Thursday, 30 of October of 2025

Quote of the Week 6

“As I’ve often told Ginsberg, you can’t blame the president for the state of the country, it’s always been the poet’s fault.  You can’t expect politicians to come up with a vision, they don’t have it in them.  Poets have to come up with the vision and they have to turn it on so it sparks and catches hold.”

–Ken Kesey


From wiki: Kenneth Elton Kesey (September 17, 1935 – November 10, 2001) was an American novelist, essayist, and countercultural figure.
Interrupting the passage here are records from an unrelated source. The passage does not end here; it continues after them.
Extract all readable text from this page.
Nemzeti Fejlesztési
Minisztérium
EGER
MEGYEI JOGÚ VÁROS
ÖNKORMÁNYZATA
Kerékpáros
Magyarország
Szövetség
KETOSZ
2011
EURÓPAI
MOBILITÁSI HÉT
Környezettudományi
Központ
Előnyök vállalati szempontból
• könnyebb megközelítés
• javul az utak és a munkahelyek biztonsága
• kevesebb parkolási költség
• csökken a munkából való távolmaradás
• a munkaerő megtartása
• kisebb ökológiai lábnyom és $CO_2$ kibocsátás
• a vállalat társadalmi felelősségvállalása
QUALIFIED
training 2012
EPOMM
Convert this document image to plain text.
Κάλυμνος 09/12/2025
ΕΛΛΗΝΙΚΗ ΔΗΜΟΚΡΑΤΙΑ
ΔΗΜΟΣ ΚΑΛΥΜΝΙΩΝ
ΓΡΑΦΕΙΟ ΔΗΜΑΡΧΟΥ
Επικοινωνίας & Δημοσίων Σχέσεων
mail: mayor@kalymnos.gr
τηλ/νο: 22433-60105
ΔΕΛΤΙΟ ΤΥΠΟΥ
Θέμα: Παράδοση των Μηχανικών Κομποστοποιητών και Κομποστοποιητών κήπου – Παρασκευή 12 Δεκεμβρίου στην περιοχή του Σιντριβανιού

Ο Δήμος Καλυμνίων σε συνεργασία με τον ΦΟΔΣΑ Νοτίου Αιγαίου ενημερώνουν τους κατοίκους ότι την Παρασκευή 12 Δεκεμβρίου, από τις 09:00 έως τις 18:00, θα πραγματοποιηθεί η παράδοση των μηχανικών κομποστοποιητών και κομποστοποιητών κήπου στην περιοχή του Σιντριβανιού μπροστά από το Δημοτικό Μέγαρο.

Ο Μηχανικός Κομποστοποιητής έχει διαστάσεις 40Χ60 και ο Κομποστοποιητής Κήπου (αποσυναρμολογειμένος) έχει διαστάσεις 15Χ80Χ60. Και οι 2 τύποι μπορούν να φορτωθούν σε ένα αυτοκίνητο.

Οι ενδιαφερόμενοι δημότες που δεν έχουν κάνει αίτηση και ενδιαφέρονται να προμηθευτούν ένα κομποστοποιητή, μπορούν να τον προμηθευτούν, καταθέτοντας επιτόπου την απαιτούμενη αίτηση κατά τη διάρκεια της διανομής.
He considered himself a link between the Beat Generation of the 1950s and the hippies of the 1960s.

When the publication of his second novel, Sometimes a Great Notion in 1964, required his presence in New York, Kesey, Neal Cassady, and others in a group of friends they called the Merry Pranksters took a cross-country trip in a school bus nicknamed Further. This trip, described in The Electric Kool-Aid Acid Test (and later in Kesey’s unproduced screenplay, The Further Inquiry) was the group’s attempt to create art out of everyday life, and to experience roadway America while high on LSD.

In an interview after arriving in New York, Kesey is quoted as saying, “The sense of communication in this country has damn near atrophied. But we found as we went along it got easier to make contact with people.

If people could just understand it is possible to be different without being a threat.”A huge amount of footage was filmed on 16mm cameras during the trip, which remained largely unseen until the release of Alex Gibney’s Magic Trip in 2011.